Ebced, hevvez, huttî, kelemen, sa’fas, kareşet, sehaz, dazağı(daha başka okuyuşlar da vardır) kelimeleri yazılıp, baştan itibaren her harfin altına 1’den 10’a; sonra onar onar 20’den 100’e; en son da yüzer yüzer 200’den 1000’e kadar rakamlar kaydedilir. (Tabii birbirine benzeyen sesleri iyi ayırmak ve yerini şaşırmamak gerekir.)
Bu hesaplama işinde önemli olan kelimenin yazılışı ve imlâsıdır, telaffuzu değil; binâen aleyh şeddeli harf tek hesap edilir. Harekeler hesaba katılmaz, harf-i tarifteki okunmayan elifler ve huruf-u şemsiyye önündeki lâmlar hesaba katılır; elif-i maksûre —y ile yazıldığı için— y olarak hesaplanır... vs.
Basit misallerden başlayarak açıklamaya başlayalım:
Timur Anadolu’ya geldiğinde Sivas’ı 803 hicrî yılında yakıp yıkmış; buna tarih olarak harâb kelimesi şürülmüş ki hı: 600 + re: 200 + elif: 1 + be: 2 = 803 etmektedir.
Meşhur mutasavvıf ve şair Şeyh Galib’in doğum tarihine eser-i ışk terkibi düşürülmüş; gerçekten de elif: 1 + peltek se: 500 + re: 200 + ayn: 70 + şın: 300 + kaf: 100 = 1171 hicrî yılıdır.
Bir başka tarihçi de yine Şeyh Galib’in doğumu için cezbetu’llah terkibini bulmuştur ki o da: Cim: 3 + zel: 700 + be: 2 + te: 400 + elif: 1 + lâm: 30 + lâm: 30 + he: 5 = 1171 etmektedir.
İstanbul’un Türkler tarafından fethi olarak beldetün tayyibetün terkibi meşhurdur ki hicrî 857 eder: Be: 2 + lâm: 30 + dal: 4 + te: 400 + tı: 9 + ye: 10 + be: 2 + te: 400 = 857.
Rivâyete göre; Mevlânâ Celâleddin-i Rûmî’ye yaşını sormuşlar,
"—Hüdâ’dan bir küçüğüm, varın siz hesaplayıp bulun!" diye cevap vermiş.
Hüdâ: Hı: 600 + dal: 4 + elif: 1 = 605 eder. Bu rivayete göre Mevlânâ 604 hicrî yılında doğmuş oluyor. Mevlânâ Hazretleri’nin ölümü ise: İbret’tir: Ayn: 70 + be: 2 + re: 200 + te: 400 = 672.

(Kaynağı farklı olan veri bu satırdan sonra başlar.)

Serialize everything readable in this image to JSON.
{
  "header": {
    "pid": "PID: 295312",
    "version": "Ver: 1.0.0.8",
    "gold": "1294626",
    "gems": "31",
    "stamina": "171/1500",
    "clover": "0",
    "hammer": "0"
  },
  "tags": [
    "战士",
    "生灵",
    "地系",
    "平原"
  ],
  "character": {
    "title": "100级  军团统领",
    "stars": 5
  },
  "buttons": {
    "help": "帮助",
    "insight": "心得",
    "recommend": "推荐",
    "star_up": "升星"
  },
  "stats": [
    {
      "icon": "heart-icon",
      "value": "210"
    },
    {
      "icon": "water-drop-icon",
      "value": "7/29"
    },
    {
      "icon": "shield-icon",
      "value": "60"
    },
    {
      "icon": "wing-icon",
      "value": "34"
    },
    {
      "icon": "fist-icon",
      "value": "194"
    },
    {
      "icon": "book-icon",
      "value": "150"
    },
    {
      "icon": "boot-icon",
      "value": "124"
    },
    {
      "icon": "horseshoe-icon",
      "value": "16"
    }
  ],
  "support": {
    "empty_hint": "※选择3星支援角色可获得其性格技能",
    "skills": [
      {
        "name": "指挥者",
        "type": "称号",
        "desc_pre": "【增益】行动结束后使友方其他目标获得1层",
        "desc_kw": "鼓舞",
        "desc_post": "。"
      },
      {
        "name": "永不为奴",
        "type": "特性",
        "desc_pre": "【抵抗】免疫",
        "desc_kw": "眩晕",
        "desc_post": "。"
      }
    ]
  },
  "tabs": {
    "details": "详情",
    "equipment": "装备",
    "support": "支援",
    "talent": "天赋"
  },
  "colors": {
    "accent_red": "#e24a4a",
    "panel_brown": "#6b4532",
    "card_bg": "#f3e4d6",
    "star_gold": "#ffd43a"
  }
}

Muhammed kelimesi ebcedle 92 eder. Mim: 40 + hâ: 8 + mim: 40 + dal: 4 = 92. Aman sözü de aynıdır: Elif: 1 + mim: 40 + elif: 1 + nun: 50 = 92. Bu eşitliği göz önünde tutan bir şair, Peygamber SAS Efendimiz’e yazdığı na’tında şöyle diyor:
Aman lafzı senin ism-i şerifinle müsavidir;
Anınçün âşıkın zikri amandır yâ Rasûlallah.
Buraya kadar verilen misaller, ebcedle tarih düşürmenin en basit kademesi olan kelime veya ibare ile tarih düşürme kısmına girer. Bunda da önce, lügat mânâsı olmayan harf yığınından, mânâsı bir nükte ifade eden kelimeye, tek kelimeden de, birkaç kelimelik münasip bir ibareye doğru gelişme olmuştur. Halbuki daha sonraları ne kadar ince buluşlar ortaya çıkmıştır.